My only real problem with “Provider” is the problem I have with any Angel episode that burns through characters and storylines so quickly: I feel like the writers (in this case Scott Murphy gets the credit) may have squandered some ideas that could’ve been special if nurtured a little more. As it is, while I enjoyed all three stories in “Provider,” none was developed enough to have much meaning beyond their fleeting thrills. The main idea the episode gets across is only that the team makes potentially fatal mistakes when they follow their mercenary instincts instead of pursuing causes they really believe in.

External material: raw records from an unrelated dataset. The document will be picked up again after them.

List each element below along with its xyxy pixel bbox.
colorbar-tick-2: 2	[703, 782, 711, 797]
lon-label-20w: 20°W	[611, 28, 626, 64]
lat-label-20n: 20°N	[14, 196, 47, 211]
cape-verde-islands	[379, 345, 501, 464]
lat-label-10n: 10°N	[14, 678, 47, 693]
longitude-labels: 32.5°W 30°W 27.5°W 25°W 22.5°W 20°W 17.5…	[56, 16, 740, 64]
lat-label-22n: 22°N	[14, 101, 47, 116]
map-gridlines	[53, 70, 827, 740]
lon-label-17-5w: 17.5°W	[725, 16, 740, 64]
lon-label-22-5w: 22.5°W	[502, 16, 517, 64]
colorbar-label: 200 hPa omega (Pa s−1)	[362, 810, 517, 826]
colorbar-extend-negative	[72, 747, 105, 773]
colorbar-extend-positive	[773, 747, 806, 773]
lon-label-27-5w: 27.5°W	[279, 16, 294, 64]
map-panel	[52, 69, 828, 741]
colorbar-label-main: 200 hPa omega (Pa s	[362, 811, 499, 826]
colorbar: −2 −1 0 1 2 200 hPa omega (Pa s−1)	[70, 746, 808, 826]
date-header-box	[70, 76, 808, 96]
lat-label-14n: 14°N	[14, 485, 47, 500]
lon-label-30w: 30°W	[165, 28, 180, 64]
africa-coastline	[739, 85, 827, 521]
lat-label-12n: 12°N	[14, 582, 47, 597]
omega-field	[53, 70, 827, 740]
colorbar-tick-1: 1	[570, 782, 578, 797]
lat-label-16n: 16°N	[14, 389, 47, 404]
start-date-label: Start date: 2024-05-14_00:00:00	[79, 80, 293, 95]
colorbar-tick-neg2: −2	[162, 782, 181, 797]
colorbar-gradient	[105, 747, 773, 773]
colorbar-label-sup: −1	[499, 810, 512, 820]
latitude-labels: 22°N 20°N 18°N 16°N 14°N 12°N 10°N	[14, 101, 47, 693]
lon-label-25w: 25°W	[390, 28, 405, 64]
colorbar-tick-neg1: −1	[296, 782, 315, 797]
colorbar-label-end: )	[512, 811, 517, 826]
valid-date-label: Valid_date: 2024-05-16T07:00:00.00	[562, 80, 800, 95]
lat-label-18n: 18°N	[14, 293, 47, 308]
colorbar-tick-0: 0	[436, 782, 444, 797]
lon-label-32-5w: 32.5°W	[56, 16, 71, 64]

And this is key mainly in the way it synchs up with the main subplot in “Provider.” Very briefly, we see Holtz, who has recently killed the hired guns who had been working for him and is now looking for committed, soul-damaged demon-fighters like himself (and his first recruit Justine) to go after Angel. Holtz has already learned the lesson that Angel and his friends are learning now. The foes remain evenly matched, and are circling each other slowly. I’m pleased to see that the Angel writers know that this particular story need not be dispatched so quickly. It’s one to be savored.
“Doublemeat Palace”
Once again I find that after being peppered with dire warnings about a Buffy episode, the actual experiencing of watching said episode is nowhere near as rough as I’d been led to expect.
Don’t get me wrong: “Doublemeat Palace” is problematic. Director Nick Marck and credited writer Jane Espenson go for a broad, satirical tone that’s never been a Buffy specialty, and though the story holds a surprise or two, none of them are quite as surprising that I’d hoped they’d be. That said, there’s a seed of a good idea in “Doublemeat Palace”—the idea of Buffy joining the minimum wage work force and finding it even more horrific than vampire-slaying—and that seed does sprout occasionally. I laughed at the training video that Buffy is forced to watch when she joins the Doublemeat team: a video that asks, “What happens when a cow and chicken come together?” followed by the hideous sound of grinding implements and faint animal cries. I enjoyed the weird alien vibe of “Manny the manager” and his fierce defense of the dehydrated pickles. I liked Buffy’s co-workers explaining the way the restaurant works in a cultish drone, as though they’d long-since stopped thinking it was strange to have so many automated processes in food-prep. And I loved the way Buffy gets mesmerized by the chicken-slicing and meat-grinding, finding the rendering of flesh, muscle and fat eerily beautiful. (I could go even further and suggest that there’s a connection between Buffy’s bloody mission and her attraction to industrialized chopping, but I doubt that connection was intentional.)